An open beta doesn’t restrict the number of users. This is because the system is stable enough to handle heavy usage. With more users in the system, presumably, the product team can expect feedback from more segments of their intended market.
Prepare to Iterate
In a beta release phase, teams are primarily interested in rapid experimentation. This means they can learn as much as possible about product-market fit.
Before releasing a beta version, the product team should try to anticipate the types of feedback coming their way and how it will allocate resources accordingly. This pre-planning will help the team quickly capture and break down work. With the work defined, the team can iterate on what they delivered in the beta release.
In my case, our product team used a spreadsheet to brainstorm categories that we expected feedback to fall into. We refined the categories and used the list to structure our development backlog.
The backlog will help the team navigate the beta release by having work items at the ready. Our backlog consisted of items that fell into the following categories:
- Critical bugs. In my project, we defined these as defects that obstructed the testing process.
- User-facing features. The features that beta users interacted with.
- Infrastructure that supports the user-facing features of the system. This work would allow the product team to experiment quickly without taking down parts of the system. Work in this category was tied to being able to measure usage and adoption and isolate problems.

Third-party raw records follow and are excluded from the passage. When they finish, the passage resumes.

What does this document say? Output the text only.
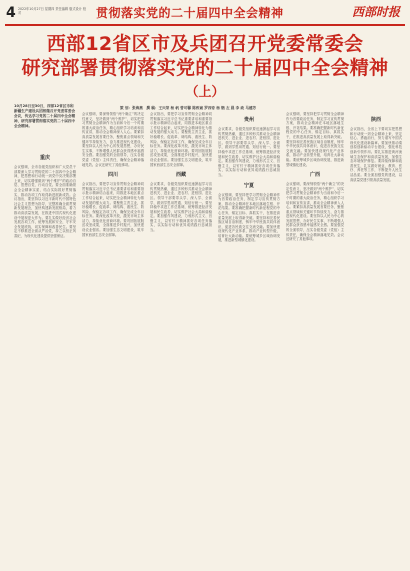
4 2022年10月27日 星期四 责任编辑 版式设计 校对	贯彻落实党的二十届四中全会精神	西部时报
西部12省区市及兵团召开党委常委会
研究部署贯彻落实党的二十届四中全会精神
（上）
策 划：张海燕　撰 稿：王兴荣 杨 帆 曾可馨 陈致诚 罗西奇 杨 锴 左 晨 李 政 马禧芳
10月28日至30日，西部12省区市和新疆生产建设兵团相继召开党委常委会会议，传达学习党的二十届四中全会精神，研究部署贯彻落实党的二十届四中全会精神。
重庆
会议强调，全市各级党组织和广大党员干部要深入学习贯彻党的二十届四中全会精神，把思想和行动统一到党中央决策部署上来，切实增强做到“两个维护”的政治自觉、思想自觉、行动自觉。要全面准确领会全会精神实质，结合实际抓好贯彻落实，推动各项工作取得新进展新成效。会议指出，要坚持以习近平新时代中国特色社会主义思想为指导，完整准确全面贯彻新发展理念，加快构建新发展格局，着力推动高质量发展，在推进中国式现代化建设中展现更大作为。要扎实做好经济社会发展各项工作，统筹发展和安全，守牢安全发展底线，切实保障和改善民生。要坚定不移推进全面从严治党，持之以恒正风肃纪，为现代化建设提供坚强保证。
会议强调，要深刻领悟“两个确立”的决定性意义，坚决做到“两个维护”，切实把学习贯彻全会精神作为当前和今后一个时期的重大政治任务，精心组织学习培训和宣传宣讲，推动全会精神深入人心。要紧扣高质量发展首要任务，聚焦重点领域和关键环节持续发力，奋力推进现代化建设。要坚持以人民为中心的发展思想，办好民生实事，不断增强人民群众获得感幸福感安全感。要加强党的全面领导，压实各级党委（党组）主体责任，确保全会精神落地见效。会议还研究了其他事项。
四川
会议指出，要把学习宣传贯彻全会精神同贯彻落实习近平总书记重要讲话和重要指示批示精神结合起来，同推进本地区重点工作结合起来，切实把全会精神转化为推动发展的强大动力。要聚焦主责主业，抓好稳增长、促改革、调结构、惠民生、防风险、保稳定各项工作，确保完成全年目标任务。要深化改革开放，激发市场主体活力，持续优化营商环境。要巩固拓展脱贫攻坚成果，全面推进乡村振兴，加快建设农业强省。要加强生态文明建设，筑牢国家西部生态安全屏障。
会议指出，要把学习宣传贯彻全会精神同贯彻落实习近平总书记重要讲话和重要指示批示精神结合起来，同推进本地区重点工作结合起来，切实把全会精神转化为推动发展的强大动力。要聚焦主责主业，抓好稳增长、促改革、调结构、惠民生、防风险、保稳定各项工作，确保完成全年目标任务。要深化改革开放，激发市场主体活力，持续优化营商环境。要巩固拓展脱贫攻坚成果，全面推进乡村振兴，加快建设农业强省。要加强生态文明建设，筑牢国家西部生态安全屏障。
西藏
会议要求，各级党组织要迅速掀起学习宣传贯彻热潮，通过多种形式推动全会精神进机关、进企业、进农村、进校园、进社区。领导干部要带头学、深入学、全面学，做到学思用贯通、知信行统一。要坚持稳中求进工作总基调，统筹推进经济发展和民生改善，切实维护社会大局和谐稳定。要加强作风建设，力戒形式主义、官僚主义，以钉钉子精神抓好各项任务落实，以实际行动和优异成绩践行忠诚担当。
贵州
会议要求，各级党组织要迅速掀起学习宣传贯彻热潮，通过多种形式推动全会精神进机关、进企业、进农村、进校园、进社区。领导干部要带头学、深入学、全面学，做到学思用贯通、知信行统一。要坚持稳中求进工作总基调，统筹推进经济发展和民生改善，切实维护社会大局和谐稳定。要加强作风建设，力戒形式主义、官僚主义，以钉钉子精神抓好各项任务落实，以实际行动和优异成绩践行忠诚担当。
宁夏
会议强调，要坚持把学习贯彻全会精神作为首要政治任务，制定学习宣传贯彻方案，推动全会精神在本地区落地生根、开花结果。要准确把握新时代新征程党的中心任务，锚定目标、真抓实干，在推进高质量发展上取得新突破。要坚持和完善民族区域自治制度，铸牢中华民族共同体意识，促进各民族交往交流交融。要加快建设现代化产业体系，推动产业转型升级，培育壮大新动能。要统筹城乡区域协调发展，推进新型城镇化建设。
会议强调，要坚持把学习贯彻全会精神作为首要政治任务，制定学习宣传贯彻方案，推动全会精神在本地区落地生根、开花结果。要准确把握新时代新征程党的中心任务，锚定目标、真抓实干，在推进高质量发展上取得新突破。要坚持和完善民族区域自治制度，铸牢中华民族共同体意识，促进各民族交往交流交融。要加快建设现代化产业体系，推动产业转型升级，培育壮大新动能。要统筹城乡区域协调发展，推进新型城镇化建设。
广西
会议强调，要深刻领悟“两个确立”的决定性意义，坚决做到“两个维护”，切实把学习贯彻全会精神作为当前和今后一个时期的重大政治任务，精心组织学习培训和宣传宣讲，推动全会精神深入人心。要紧扣高质量发展首要任务，聚焦重点领域和关键环节持续发力，奋力推进现代化建设。要坚持以人民为中心的发展思想，办好民生实事，不断增强人民群众获得感幸福感安全感。要加强党的全面领导，压实各级党委（党组）主体责任，确保全会精神落地见效。会议还研究了其他事项。
陕西
会议指出，全省上下要切实把思想和行动统一到全会精神上来，坚定信心、勇毅前行，努力谱写中国式现代化建设新篇章。要加快推动秦创原创新驱动平台建设，强化科技创新引领作用。要扎实推进黄河流域生态保护和高质量发展，加强生态环境保护修复。要持续保障和改善民生，扎实做好就业、教育、医疗、养老等工作，不断提升人民生活品质。要全面加强党的建设，以高质量党建引领高质量发展。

- Cross organizational functions. Things that supported the horizontal layer of the business such as legal, privacy, and security concerns. System reliability fell into this category as well.
- Technical debt. Items in this category were largely the result of some change in scope, performance, scalability, and/or technology.
I created a label in Jira for each of the five categories. Then I tagged every work item with one of the labels. Every two weeks the backlog was sorted by label and exported to a file. This is the list that the product team used when we met with internal stakeholders to prioritize the next sprint or two of development work.
Ours was a closed beta. We had just over 100 active daily users. With so few people in the system, we didn’t have much actual user data to help us prioritize our backlog. So, we decided to use a simple backlog prioritization framework called ICE to help us figure out which work to go after and in what order.
Startup Advisor, Sean Ellis, popularized this scoring model. It stands for Impact, Confidence, and Ease. In a nutshell, you assign a value to each metric for the item being discussed. The three values are multiplied together to get the priority score. The items with the highest score will presumably deliver the most value if implemented.
We took each work item in the backlog and assigned a number to it. We used a scale of 1 to 5, one being low and 5 being high.
- Impact – If implemented, we will better understand product-market fit.
- Confidence – Level of certainty in the Impact number.
- Ease – The amount of work it will take to implement.
What I liked about this framework is that we could quickly assign relative numbers to work items. Then in subsequent discussions with stakeholders and team members, we could quantify our backlog in terms of importance.
A beta release is one of the best opportunities to hear what the market wants and to shape what will eventually be delivered. Before releasing, think about the shape of work that could come in during this phase. And be prepared with some framework and method for prioritizing development work.